According to the IDF, the disclosure was made only after the return of the last hostage, allowing the military to close the file on one of the most complex and sensitive efforts undertaken during the war. Officials described the announcement not as a victory statement, but as a final accounting of responsibility after a national failure.

In the immediate aftermath of Hamas’s October 7 attack, Israel faced what senior intelligence officials later described as a collapse of knowledge. More than 3,100 people were initially reported missing, with no clear distinction between those killed, abducted, or simply out of contact. In the first days after the attack, civilian volunteers and improvised war rooms often gathered information faster than the military, highlighting the absence of a prepared system for mass hostage events.

Within weeks, intelligence analysts narrowed the number of suspected hostages to between 200 and 300. Only by the end of 2024, the IDF confirmed with certainty that 251 people had been abducted to Gaza, including four individuals held in captivity before the war. Officials emphasized that by that point, there were no unknown fates remaining.

At the heart of the effort was a central moral dilemma that shaped the war from its earliest stages: whether to eliminate enemy terrorists who posed an immediate threat, or to preserve them as intelligence sources who might lead to hostages. Senior officers acknowledged there was no textbook solution. Decisions made under this tension influenced targeting policies, ground maneuvers, and the use of air power throughout the campaign.

To manage this challenge, the IDF established an unprecedented Hostages and Missing Command within Military Intelligence. Led by Nitzan Alon, the command eventually included approximately 2,100 personnel, the majority of them reservists, drawn from more than 50 units including Unit 8200, the Research Division, the Shin Bet, the Mossad, Israel Police, and Southern Command. The IDF acknowledged that no such framework existed before the war.
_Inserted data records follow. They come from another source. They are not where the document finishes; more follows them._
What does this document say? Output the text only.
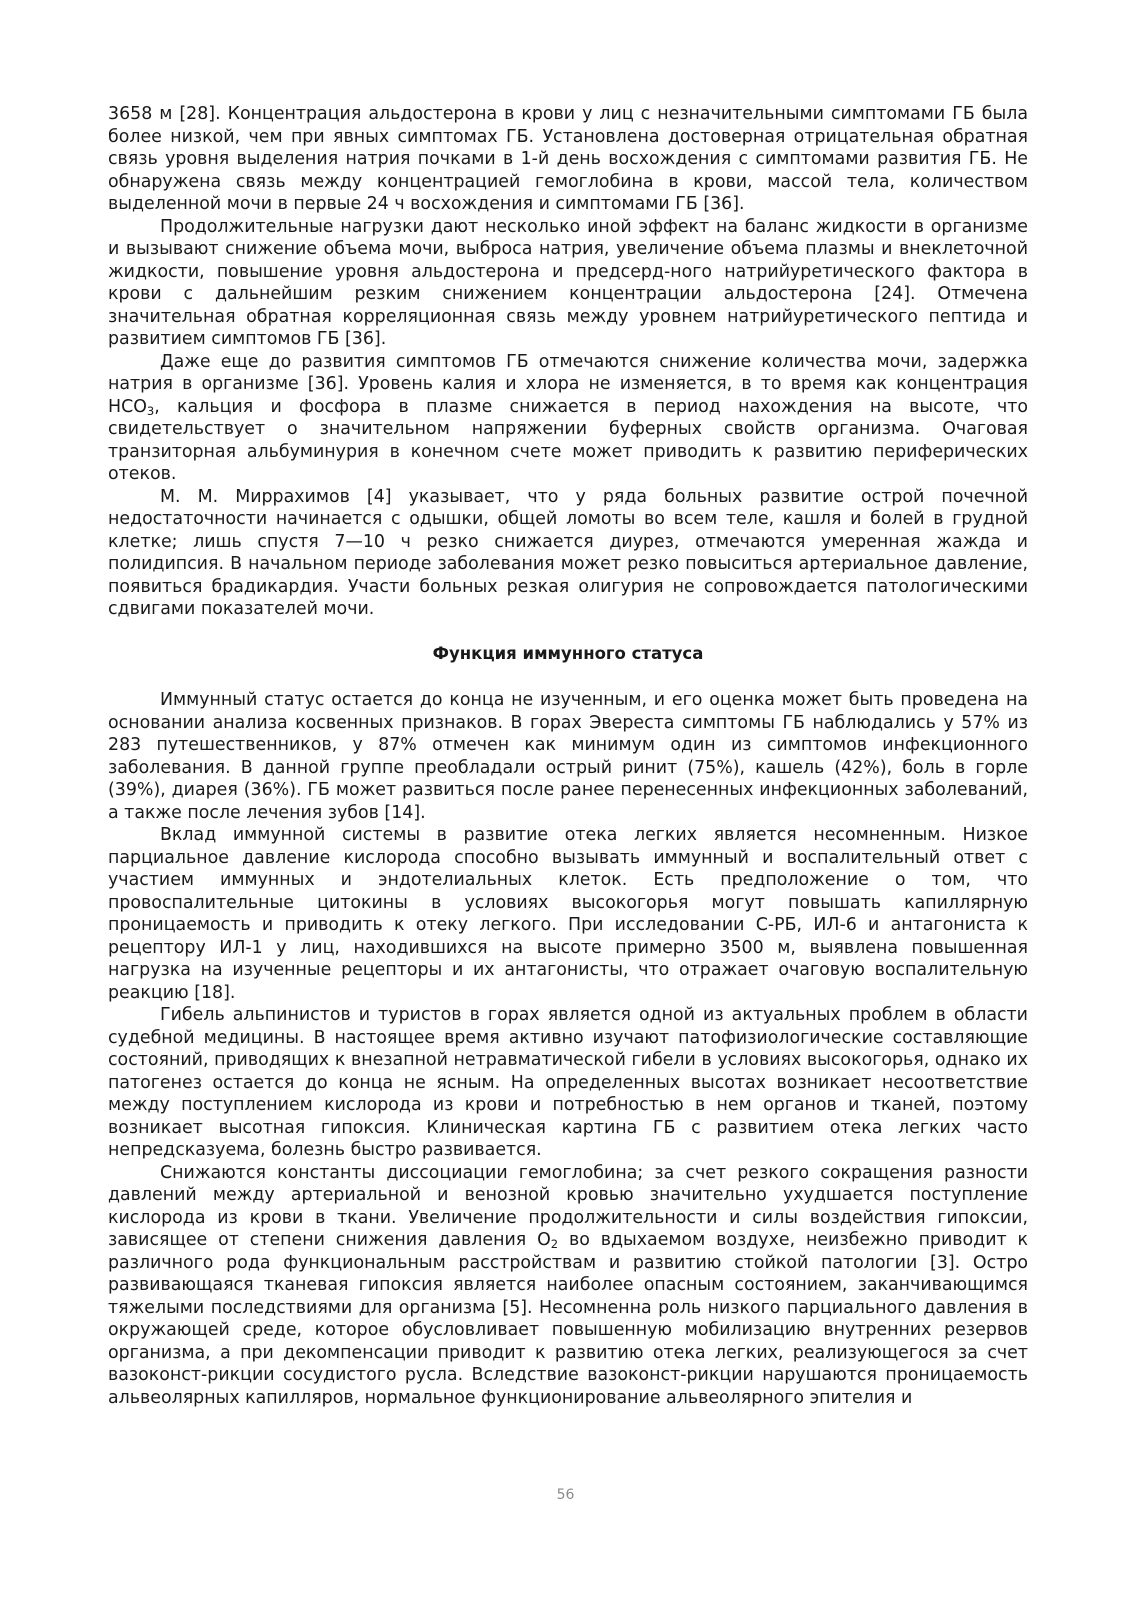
3658 м [28]. Концентрация альдостерона в крови у лиц с незначительными симптомами ГБ была более низкой, чем при явных симптомах ГБ. Установлена достоверная отрицательная обратная связь уровня выделения натрия почками в 1-й день восхождения с симптомами развития ГБ. Не обнаружена связь между концентрацией гемоглобина в крови, массой тела, количеством выделенной мочи в первые 24 ч восхождения и симптомами ГБ [36].

Продолжительные нагрузки дают несколько иной эффект на баланс жидкости в организме и вызывают снижение объема мочи, выброса натрия, увеличение объема плазмы и внеклеточной жидкости, повышение уровня альдостерона и предсерд-ного натрийуретического фактора в крови с дальнейшим резким снижением концентрации альдостерона [24]. Отмечена значительная обратная корреляционная связь между уровнем натрийуретического пептида и развитием симптомов ГБ [36].

Даже еще до развития симптомов ГБ отмечаются снижение количества мочи, задержка натрия в организме [36]. Уровень калия и хлора не изменяется, в то время как концентрация $HCO_3$, кальция и фосфора в плазме снижается в период нахождения на высоте, что свидетельствует о значительном напряжении буферных свойств организма. Очаговая транзиторная альбуминурия в конечном счете может приводить к развитию периферических отеков.

М. М. Миррахимов [4] указывает, что у ряда больных развитие острой почечной недостаточности начинается с одышки, общей ломоты во всем теле, кашля и болей в грудной клетке; лишь спустя 7—10 ч резко снижается диурез, отмечаются умеренная жажда и полидипсия. В начальном периоде заболевания может резко повыситься артериальное давление, появиться брадикардия. Участи больных резкая олигурия не сопровождается патологическими сдвигами показателей мочи.

Функция иммунного статуса

Иммунный статус остается до конца не изученным, и его оценка может быть проведена на основании анализа косвенных признаков. В горах Эвереста симптомы ГБ наблюдались у 57% из 283 путешественников, у 87% отмечен как минимум один из симптомов инфекционного заболевания. В данной группе преобладали острый ринит (75%), кашель (42%), боль в горле (39%), диарея (36%). ГБ может развиться после ранее перенесенных инфекционных заболеваний, а также после лечения зубов [14].

Вклад иммунной системы в развитие отека легких является несомненным. Низкое парциальное давление кислорода способно вызывать иммунный и воспалительный ответ с участием иммунных и эндотелиальных клеток. Есть предположение о том, что провоспалительные цитокины в условиях высокогорья могут повышать капиллярную проницаемость и приводить к отеку легкого. При исследовании С-РБ, ИЛ-6 и антагониста к рецептору ИЛ-1 у лиц, находившихся на высоте примерно 3500 м, выявлена повышенная нагрузка на изученные рецепторы и их антагонисты, что отражает очаговую воспалительную реакцию [18].

Гибель альпинистов и туристов в горах является одной из актуальных проблем в области судебной медицины. В настоящее время активно изучают патофизиологические составляющие состояний, приводящих к внезапной нетравматической гибели в условиях высокогорья, однако их патогенез остается до конца не ясным. На определенных высотах возникает несоответствие между поступлением кислорода из крови и потребностью в нем органов и тканей, поэтому возникает высотная гипоксия. Клиническая картина ГБ с развитием отека легких часто непредсказуема, болезнь быстро развивается.

Снижаются константы диссоциации гемоглобина; за счет резкого сокращения разности давлений между артериальной и венозной кровью значительно ухудшается поступление кислорода из крови в ткани. Увеличение продолжительности и силы воздействия гипоксии, зависящее от степени снижения давления $O_2$ во вдыхаемом воздухе, неизбежно приводит к различного рода функциональным расстройствам и развитию стойкой патологии [3]. Остро развивающаяся тканевая гипоксия является наиболее опасным состоянием, заканчивающимся тяжелыми последствиями для организма [5]. Несомненна роль низкого парциального давления в окружающей среде, которое обусловливает повышенную мобилизацию внутренних резервов организма, а при декомпенсации приводит к развитию отека легких, реализующегося за счет вазоконст-рикции сосудистого русла. Вследствие вазоконст-рикции нарушаются проницаемость альвеолярных капилляров, нормальное функционирование альвеолярного эпителия и

56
The command operated along four main lines: continuous mapping of every hostage and missing person, dedicated intelligence research on captors and locations, direct liaison with families through assigned senior officers, and intelligence support for negotiations conducted by mediators.

The IDF also acknowledged serious failures. Hostages were killed in captivity, three were fatally shot by IDF forces in a friendly-fire incident, and operational mistakes were made during fighting in Rafah. Officials said each incident was investigated and led to changes in procedures during the war.

Between October 2023 and January 2026, 168 hostages were returned alive and 87 fallen captives were recovered. Some were released in deals, others in special operations carried out under active combat.

The recovery of Ran Gvili in January 2026 marked the mission’s end. His case, officials said, was among the most complex, requiring a prolonged intelligence effort after even Hamas and Islamic Jihad lacked clear information about his burial site.

In closing its account, the IDF framed the mission as an act of obligation rather than achievement. Israel failed on October 7, officials said, but refused to accept uncertainty.